Bu dönemde sizinle çarşı-pazarda karşılaşır ve konuşmak durumunda kalırsam, bana elini uzatma. Kafanı salla geç git. Beni merak etme, görüyorsun yaşıyorum hala. Yanımda durarak ağzını ayırma. Hele kucaklaşmaya kalkma. Tüm bunları şayet ben yapmaya kalkarsam elimi geri çevir, varsın havada kalsın elim. Bugünlerde aramızdaki mesafeyi koruyalım, en az bir metre. Sonra bu samimiyet nereden böyle... Ölmez de sağ kalırsak senin bu tokalaşma ve sarılma özlemini bir ara yani bu çağımızın vebası giderse döner döner tokalaşır, hatta sarılır, fazlasıyla telafisini yaparız seninle.

Tamam, sana göre sende koronavirüs yok. Sapasağlamsın maşallah! Allah sana uzun ömür versin. Ama nereden biliyorsun sağlam olduğunu, doktor musun sen? Yoksa test yaptırdın da durumun negatif mi çıktı? Biliyorum ne doktorsun ne de test yaptırdın. Hoş, doktor bile test yaptırmadan kendisinde virüs olduğunu bilemeyebilir. Diyelim ki test yaptırdın, durumun negatif çıktı. O negatifin pozitife dönmeyeceğine dair vücudunla veya virüsle bir anlaşman mı var?

Diyelim ki kendinden eminsin, virüs taşımıyorsun. Her yönüyle sütten çıkmış ak kaşıksın. Ya benimle temas ettiğin gibi bir başkasıyla temas etmediğin ve ondan virüs kapmadığın ne belli ya da ben virüs taşıyorsam, olur olmaz yerlere girip çıkıp birileriyle temas etmişsem veya temas ettiğim kişilerden birinde bu virüs varsa... Gördüğün gibi bende tıpkı senin gibi potansiyel bir virüs taşıyıcısı olabilirim.

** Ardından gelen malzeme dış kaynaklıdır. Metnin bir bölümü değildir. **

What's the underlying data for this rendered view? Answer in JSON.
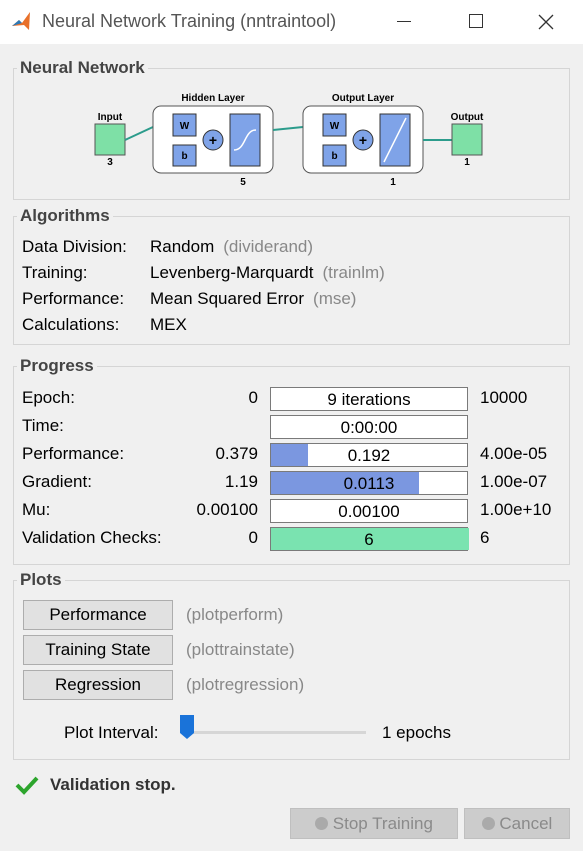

O yüzden ne kendine çok güven ne de bana. Bugünlerde yoğurdu üfleyerek ye. Olağanüstü bir durumdan geçtiğimiz bugünlerde gülerek "Aslında tokalaşmamak lazım" deyip elini sakın uzatma. İfrit oluyorum bu duruma. Aymazlıktır bu. Cahil cesaretidir aynı zamanda.

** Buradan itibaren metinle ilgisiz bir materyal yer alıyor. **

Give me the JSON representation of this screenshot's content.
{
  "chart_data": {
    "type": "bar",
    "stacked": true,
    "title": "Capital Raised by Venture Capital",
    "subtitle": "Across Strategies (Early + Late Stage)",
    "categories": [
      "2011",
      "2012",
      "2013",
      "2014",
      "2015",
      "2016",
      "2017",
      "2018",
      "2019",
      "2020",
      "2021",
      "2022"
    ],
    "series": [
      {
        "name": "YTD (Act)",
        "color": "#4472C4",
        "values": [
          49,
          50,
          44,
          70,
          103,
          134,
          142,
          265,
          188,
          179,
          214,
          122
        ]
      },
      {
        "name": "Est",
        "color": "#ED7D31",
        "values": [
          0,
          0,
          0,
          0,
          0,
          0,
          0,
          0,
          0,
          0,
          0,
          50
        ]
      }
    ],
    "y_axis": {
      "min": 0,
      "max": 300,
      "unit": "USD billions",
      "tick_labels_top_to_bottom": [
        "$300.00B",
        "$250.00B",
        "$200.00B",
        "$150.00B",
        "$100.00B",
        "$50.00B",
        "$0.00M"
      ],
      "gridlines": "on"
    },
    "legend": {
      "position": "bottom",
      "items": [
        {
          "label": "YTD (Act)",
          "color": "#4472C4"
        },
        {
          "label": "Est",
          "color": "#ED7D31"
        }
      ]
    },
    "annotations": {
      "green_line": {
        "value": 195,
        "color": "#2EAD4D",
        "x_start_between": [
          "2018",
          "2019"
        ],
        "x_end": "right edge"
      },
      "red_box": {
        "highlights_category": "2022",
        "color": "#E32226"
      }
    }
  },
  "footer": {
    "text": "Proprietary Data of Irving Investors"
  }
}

Benden ayrıldıktan sonra durum ciddi galiba deyip git evine kapan. Zorunlu olmadıkça dışarıya çıkma. Sakın ola ki soluğu marketlerde alıp ne bulursan almaya kalkma. Evine stok yapma. Alışverişini sair zamanlarda yaptığın gibi yap. Normalinden fazla alışveriş yaparak arz talep dengesini bozma. Evet, olağanüstü bir durumdan geçiyoruz. Ama ne kıtlık var ne de savaş ortamındayız. Çünkü yapacağın normalinden fazla satış ister istemez fiyatları uçuruyor. Sonra da fırsatçılık bu yaptıkları deyip esnafa kızma. Esnafı bu hale getiren maalesef sensin. Merak etme, acından ölmezsin. Yiyecek hiçbir şeyin kalmazsa bu millet seni aç bırakmaz. Elindekini seninle paylaşır. Sonra evine her şeyi depolayıp ben aradığımı bulamayınca sen huzur bulacak mısın? Unutma ki “Komşusu açken tok yatan bizden değildir.”

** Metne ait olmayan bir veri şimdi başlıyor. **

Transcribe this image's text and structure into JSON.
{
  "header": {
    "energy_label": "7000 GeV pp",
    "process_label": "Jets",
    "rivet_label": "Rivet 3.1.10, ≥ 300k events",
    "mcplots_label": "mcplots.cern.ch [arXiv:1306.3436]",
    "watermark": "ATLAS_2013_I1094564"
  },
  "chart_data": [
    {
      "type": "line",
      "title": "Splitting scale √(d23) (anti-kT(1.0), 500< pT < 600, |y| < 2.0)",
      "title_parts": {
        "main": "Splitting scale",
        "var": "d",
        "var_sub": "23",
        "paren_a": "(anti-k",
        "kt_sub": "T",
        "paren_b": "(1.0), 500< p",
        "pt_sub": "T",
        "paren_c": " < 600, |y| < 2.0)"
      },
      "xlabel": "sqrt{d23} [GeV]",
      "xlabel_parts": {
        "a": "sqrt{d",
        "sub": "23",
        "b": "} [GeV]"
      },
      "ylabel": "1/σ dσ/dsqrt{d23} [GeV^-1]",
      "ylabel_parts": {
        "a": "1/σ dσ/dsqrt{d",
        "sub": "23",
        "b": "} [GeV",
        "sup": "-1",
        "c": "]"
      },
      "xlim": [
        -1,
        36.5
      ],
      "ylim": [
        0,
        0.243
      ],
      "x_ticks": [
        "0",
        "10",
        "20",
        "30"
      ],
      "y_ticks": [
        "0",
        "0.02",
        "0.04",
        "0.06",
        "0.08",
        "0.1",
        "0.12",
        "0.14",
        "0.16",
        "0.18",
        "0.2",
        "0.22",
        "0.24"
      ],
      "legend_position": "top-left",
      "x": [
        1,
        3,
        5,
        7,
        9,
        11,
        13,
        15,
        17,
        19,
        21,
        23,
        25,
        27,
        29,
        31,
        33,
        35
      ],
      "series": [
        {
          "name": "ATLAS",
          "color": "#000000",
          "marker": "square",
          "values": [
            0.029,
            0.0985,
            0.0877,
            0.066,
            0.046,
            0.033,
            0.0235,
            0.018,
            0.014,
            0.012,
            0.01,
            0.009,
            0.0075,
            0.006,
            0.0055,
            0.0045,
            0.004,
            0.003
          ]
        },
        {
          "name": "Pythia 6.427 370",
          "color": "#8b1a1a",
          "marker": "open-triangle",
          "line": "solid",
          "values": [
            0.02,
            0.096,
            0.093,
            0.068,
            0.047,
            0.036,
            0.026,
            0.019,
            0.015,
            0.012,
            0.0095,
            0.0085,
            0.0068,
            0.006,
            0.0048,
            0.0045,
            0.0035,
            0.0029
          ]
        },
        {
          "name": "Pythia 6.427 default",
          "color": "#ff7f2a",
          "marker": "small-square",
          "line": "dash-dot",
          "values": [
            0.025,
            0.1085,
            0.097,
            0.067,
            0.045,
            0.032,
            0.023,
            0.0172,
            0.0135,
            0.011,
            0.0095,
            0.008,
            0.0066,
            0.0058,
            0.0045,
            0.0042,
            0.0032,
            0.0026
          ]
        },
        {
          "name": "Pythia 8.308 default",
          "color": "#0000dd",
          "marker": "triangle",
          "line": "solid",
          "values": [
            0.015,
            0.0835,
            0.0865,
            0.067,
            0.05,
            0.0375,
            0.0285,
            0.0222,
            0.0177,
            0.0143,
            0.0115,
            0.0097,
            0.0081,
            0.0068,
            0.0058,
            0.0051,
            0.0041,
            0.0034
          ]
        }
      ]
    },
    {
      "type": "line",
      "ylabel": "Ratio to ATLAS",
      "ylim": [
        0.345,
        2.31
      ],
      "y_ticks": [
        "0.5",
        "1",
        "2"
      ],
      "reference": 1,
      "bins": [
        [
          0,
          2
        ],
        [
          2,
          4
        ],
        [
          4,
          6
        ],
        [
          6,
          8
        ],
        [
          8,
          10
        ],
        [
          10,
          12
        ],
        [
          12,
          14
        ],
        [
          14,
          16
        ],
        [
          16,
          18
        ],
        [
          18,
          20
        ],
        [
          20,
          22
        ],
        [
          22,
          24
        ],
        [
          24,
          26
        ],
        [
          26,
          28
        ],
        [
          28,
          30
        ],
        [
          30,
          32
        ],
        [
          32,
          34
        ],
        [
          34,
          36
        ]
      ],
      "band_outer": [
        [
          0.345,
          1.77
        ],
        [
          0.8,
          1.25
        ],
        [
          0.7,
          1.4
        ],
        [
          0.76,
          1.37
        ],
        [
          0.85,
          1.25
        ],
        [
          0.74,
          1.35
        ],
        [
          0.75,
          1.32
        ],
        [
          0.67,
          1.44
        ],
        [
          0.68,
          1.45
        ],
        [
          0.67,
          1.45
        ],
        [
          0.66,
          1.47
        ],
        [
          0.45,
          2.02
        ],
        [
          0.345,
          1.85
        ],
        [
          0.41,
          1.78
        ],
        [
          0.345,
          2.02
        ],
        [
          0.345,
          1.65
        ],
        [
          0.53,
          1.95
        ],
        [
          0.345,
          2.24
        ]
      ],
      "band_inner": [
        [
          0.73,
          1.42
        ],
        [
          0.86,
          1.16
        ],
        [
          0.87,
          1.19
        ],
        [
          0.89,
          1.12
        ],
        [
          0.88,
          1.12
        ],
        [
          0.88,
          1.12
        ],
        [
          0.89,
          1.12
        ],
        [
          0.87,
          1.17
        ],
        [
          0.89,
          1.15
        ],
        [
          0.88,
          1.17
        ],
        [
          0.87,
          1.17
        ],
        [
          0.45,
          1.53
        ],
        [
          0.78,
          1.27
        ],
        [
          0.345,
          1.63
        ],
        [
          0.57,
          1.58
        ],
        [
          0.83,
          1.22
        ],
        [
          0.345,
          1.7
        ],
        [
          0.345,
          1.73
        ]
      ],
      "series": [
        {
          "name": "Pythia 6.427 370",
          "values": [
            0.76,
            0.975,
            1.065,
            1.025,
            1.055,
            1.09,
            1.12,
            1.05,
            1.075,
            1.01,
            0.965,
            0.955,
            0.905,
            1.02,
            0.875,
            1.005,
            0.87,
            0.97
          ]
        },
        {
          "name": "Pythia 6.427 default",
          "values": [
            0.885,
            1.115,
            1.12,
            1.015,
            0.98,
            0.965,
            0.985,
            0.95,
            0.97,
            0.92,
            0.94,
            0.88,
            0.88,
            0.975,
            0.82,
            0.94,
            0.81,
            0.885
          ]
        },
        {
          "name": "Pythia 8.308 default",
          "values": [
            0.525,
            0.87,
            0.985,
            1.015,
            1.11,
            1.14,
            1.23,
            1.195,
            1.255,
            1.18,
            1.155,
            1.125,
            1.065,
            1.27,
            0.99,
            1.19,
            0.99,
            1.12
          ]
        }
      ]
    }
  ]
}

Bugünlerde alışverişi azaltıp evdeki olanla yetinmeyi dene. Tereklerdeki makarna paketlerine saldırma. Bu ara ne çabuk makarna sever oldun sonra. Makarnanın ne faydası var ayrıca. Makarna demek ekmek demektir, hamur demektir. Makarna yiyeceğine ekmek ye. Bil ki midene oturup hazım sorunu yaşatmaktan başka bir işe yaramaz o makarna. Ayrıca hastalığı tedavi edecek kadar şifası yoktur. Makarnanın sair yiyeceklere göre bir şifası olsaydı adları makarnacıya çıkan İtalyanlara şifa olurdu. İtalya kırılıyor koronavirüsten. Ölü sayıları virüsün çıktığı Çin’i geçti.

Hasılı eldeki olanla yetin biraz. Açgözlülük yapma. Nefsini terbiye etmeyi dene. Virüsle ilgili tedbirini al, ötesini merak etme şimdilik.

**24/03/2020 tarihinde Kahta Söz gazetesinde yayımlanmıştır.